Respondents also detailed the impact of the 75 per cent cut to entitlement funding, which is used to fund tutorial time and extra-curricular activities. More than three-quarters said their colleges were reducing activities such as sport, music, dance and drama, while most were also reducing tutorial time.
More than a third were reducing careers guidance, despite the replacement of the Connexions service with a requirement for individual institutions to arrange their own independent advice for students.
Union representatives also warned that students at more than half of colleges believed the bursaries replacing the education maintenance allowance would be inadequate, and two-thirds believed that recruitment would suffer as a result.
NUT general secretary Christine Blower said: "The impact of not only the real-terms cuts faced by colleges but also the 75 per cent cut in enrichment and tutorial funding is nothing short of devastating. Teachers in this crucial sector face job losses and increased workload while students will be forced out of education by the two-thirds cut in funding for the education maintenance allowance."
Over three-quarters of respondents said the possibility of redundancies among teaching and support staff had been raised, while two-thirds have begun consulting staff about job losses.
A quarter of the union representatives who took part said that their college was refusing to implement recommended national pay awards and another quarter said they were putting restrictions on pay progression.

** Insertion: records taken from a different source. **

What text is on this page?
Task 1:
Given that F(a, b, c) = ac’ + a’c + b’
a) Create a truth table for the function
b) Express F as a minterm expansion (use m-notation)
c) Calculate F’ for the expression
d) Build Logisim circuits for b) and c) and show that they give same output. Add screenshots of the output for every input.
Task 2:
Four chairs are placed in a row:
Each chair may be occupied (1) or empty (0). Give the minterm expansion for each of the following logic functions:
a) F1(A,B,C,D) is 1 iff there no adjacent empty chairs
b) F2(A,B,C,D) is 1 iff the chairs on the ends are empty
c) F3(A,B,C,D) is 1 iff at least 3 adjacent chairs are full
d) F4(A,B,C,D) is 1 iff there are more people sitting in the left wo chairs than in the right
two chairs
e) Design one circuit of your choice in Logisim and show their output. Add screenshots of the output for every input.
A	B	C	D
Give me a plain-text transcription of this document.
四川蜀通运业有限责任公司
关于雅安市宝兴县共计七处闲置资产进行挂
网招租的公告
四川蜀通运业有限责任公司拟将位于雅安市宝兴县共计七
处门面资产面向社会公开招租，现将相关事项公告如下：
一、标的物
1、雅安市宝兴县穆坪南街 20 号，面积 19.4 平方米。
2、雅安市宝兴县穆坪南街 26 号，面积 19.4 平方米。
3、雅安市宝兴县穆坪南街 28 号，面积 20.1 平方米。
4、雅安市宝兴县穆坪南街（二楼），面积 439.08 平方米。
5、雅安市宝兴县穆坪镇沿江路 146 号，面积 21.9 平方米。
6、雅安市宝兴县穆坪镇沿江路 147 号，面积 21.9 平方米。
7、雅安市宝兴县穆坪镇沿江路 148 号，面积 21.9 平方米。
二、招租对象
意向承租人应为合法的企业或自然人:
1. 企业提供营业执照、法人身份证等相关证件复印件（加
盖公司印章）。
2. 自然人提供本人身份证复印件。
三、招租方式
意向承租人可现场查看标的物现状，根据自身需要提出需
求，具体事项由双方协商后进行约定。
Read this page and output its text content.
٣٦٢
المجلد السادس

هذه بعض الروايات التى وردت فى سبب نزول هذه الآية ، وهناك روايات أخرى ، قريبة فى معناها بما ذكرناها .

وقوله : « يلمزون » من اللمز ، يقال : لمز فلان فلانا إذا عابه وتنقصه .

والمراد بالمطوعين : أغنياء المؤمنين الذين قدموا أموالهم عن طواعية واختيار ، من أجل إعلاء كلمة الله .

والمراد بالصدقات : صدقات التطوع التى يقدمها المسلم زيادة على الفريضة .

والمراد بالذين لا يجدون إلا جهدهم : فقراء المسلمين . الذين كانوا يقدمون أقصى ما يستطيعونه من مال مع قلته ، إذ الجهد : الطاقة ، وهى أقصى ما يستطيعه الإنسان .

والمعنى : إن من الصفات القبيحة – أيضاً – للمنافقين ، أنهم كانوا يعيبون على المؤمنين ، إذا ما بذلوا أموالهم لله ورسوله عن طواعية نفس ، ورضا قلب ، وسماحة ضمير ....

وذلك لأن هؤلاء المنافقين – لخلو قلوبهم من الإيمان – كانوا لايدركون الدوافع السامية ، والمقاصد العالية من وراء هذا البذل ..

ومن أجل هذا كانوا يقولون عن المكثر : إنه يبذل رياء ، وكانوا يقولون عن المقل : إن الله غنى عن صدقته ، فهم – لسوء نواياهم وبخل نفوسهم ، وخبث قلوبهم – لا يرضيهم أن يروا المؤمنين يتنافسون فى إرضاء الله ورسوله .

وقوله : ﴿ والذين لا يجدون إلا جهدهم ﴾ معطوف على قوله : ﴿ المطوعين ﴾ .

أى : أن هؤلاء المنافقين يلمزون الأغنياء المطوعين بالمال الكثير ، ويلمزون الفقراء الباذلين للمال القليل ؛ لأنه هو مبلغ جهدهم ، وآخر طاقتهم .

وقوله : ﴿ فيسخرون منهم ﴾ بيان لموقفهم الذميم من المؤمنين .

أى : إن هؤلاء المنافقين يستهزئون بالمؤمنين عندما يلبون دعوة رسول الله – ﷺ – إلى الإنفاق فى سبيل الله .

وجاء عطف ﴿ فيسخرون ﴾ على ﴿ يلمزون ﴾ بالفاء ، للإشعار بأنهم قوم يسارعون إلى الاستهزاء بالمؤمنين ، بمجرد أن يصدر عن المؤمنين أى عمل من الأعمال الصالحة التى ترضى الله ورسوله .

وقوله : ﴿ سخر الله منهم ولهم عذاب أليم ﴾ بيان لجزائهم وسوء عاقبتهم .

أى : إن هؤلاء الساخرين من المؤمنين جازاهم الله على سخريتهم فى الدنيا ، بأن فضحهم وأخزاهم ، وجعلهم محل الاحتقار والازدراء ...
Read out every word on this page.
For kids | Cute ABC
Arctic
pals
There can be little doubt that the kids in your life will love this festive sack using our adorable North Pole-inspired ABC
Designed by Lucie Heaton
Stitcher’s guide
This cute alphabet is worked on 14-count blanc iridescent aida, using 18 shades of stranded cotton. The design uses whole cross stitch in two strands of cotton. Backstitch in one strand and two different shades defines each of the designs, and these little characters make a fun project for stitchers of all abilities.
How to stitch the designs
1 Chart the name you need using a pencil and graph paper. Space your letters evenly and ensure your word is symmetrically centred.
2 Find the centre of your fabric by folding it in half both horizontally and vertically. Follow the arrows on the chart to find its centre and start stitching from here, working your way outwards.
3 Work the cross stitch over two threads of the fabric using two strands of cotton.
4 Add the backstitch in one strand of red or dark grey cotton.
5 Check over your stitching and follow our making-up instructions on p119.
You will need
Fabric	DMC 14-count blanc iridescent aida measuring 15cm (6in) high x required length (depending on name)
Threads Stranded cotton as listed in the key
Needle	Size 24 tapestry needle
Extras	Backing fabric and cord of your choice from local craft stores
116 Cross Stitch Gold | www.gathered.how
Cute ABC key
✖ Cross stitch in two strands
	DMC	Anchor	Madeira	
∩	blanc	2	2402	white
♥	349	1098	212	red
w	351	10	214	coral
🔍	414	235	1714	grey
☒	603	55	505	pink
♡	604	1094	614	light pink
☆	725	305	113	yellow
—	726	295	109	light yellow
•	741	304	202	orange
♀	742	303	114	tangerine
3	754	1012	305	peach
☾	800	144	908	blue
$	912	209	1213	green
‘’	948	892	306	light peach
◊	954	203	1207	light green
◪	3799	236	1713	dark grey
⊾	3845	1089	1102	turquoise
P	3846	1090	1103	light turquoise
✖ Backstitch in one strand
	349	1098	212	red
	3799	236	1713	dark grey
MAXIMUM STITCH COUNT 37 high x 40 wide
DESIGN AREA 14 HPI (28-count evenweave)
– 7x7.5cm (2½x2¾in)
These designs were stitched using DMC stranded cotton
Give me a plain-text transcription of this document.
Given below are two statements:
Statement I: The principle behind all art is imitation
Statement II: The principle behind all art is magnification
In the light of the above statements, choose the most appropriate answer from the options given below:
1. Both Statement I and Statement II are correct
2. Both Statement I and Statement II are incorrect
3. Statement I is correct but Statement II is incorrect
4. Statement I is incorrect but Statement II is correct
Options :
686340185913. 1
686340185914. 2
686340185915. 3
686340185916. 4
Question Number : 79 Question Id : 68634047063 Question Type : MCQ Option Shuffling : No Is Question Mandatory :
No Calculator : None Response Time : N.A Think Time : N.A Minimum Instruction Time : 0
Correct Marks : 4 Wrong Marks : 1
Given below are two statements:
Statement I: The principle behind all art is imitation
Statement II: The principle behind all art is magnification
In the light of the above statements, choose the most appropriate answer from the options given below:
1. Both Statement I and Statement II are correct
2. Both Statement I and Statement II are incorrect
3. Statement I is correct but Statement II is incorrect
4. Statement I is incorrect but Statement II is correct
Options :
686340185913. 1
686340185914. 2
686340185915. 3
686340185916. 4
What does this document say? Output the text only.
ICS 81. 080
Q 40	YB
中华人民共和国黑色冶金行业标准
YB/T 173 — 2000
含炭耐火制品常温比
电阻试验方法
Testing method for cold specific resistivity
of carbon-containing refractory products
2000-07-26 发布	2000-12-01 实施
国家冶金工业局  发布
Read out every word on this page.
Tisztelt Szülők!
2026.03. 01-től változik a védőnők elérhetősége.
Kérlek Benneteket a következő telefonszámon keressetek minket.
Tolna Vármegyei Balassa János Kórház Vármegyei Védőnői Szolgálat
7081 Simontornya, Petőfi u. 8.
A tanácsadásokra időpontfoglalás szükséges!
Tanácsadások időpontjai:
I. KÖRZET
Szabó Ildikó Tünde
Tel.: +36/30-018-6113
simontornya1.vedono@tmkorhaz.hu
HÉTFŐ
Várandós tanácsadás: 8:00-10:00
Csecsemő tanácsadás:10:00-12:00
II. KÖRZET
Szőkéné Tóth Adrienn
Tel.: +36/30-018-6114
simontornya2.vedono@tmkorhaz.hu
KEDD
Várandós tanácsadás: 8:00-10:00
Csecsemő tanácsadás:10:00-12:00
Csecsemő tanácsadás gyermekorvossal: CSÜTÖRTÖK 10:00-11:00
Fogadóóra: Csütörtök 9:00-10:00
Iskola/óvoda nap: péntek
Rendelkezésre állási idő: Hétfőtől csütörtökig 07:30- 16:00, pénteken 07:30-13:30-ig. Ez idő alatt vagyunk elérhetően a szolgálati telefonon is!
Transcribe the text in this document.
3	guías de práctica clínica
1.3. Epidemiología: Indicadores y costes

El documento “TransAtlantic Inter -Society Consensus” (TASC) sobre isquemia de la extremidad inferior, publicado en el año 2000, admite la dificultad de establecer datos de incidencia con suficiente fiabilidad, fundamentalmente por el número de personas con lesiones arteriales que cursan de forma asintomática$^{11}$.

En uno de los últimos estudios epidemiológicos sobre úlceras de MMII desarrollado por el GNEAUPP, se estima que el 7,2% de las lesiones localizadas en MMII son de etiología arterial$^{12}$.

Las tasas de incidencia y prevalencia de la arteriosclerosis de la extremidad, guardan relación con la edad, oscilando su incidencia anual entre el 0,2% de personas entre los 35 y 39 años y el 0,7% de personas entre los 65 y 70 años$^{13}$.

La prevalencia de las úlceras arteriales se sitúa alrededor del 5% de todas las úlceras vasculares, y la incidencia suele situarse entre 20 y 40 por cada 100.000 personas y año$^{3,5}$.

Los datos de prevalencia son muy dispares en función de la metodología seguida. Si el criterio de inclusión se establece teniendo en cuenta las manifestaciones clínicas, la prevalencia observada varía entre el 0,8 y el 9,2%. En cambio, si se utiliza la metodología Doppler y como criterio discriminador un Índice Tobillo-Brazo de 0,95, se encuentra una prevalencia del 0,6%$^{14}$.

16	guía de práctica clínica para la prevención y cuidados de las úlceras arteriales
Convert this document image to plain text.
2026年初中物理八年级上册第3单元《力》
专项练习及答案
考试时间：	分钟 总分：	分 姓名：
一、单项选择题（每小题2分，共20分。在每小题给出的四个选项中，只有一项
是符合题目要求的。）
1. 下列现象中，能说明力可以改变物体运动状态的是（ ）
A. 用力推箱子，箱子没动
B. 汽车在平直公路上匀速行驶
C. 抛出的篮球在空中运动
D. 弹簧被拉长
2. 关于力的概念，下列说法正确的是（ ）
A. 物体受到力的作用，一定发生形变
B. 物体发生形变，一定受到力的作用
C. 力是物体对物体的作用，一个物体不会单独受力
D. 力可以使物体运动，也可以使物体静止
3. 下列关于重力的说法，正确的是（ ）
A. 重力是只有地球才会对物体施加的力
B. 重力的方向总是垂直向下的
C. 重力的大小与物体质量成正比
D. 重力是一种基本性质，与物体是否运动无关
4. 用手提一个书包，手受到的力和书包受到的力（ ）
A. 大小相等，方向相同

Nearly a third faced increases in working hours.
UCU general secretary Sally Hunt said: "Colleges will no longer be able to offer students the same high-quality learning experience as courses get shorter and class sizes increase.
"The Government can say all it likes about being committed to social mobility, yet the reality doesn't square with the rhetoric.
"As well as cutting funding for institutions, it has removed vital lifelines for college students, such as the education maintenance allowance."
A spokesman for the Department for Business, Innovation and Skills said: "In light of the current fiscal climate it is critical that we focus investment where its impact is maximised.
"Ultimately FE colleges are self-governing, independent organisations and as such, they are responsible for their own terms and conditions, pay and workforce modelling."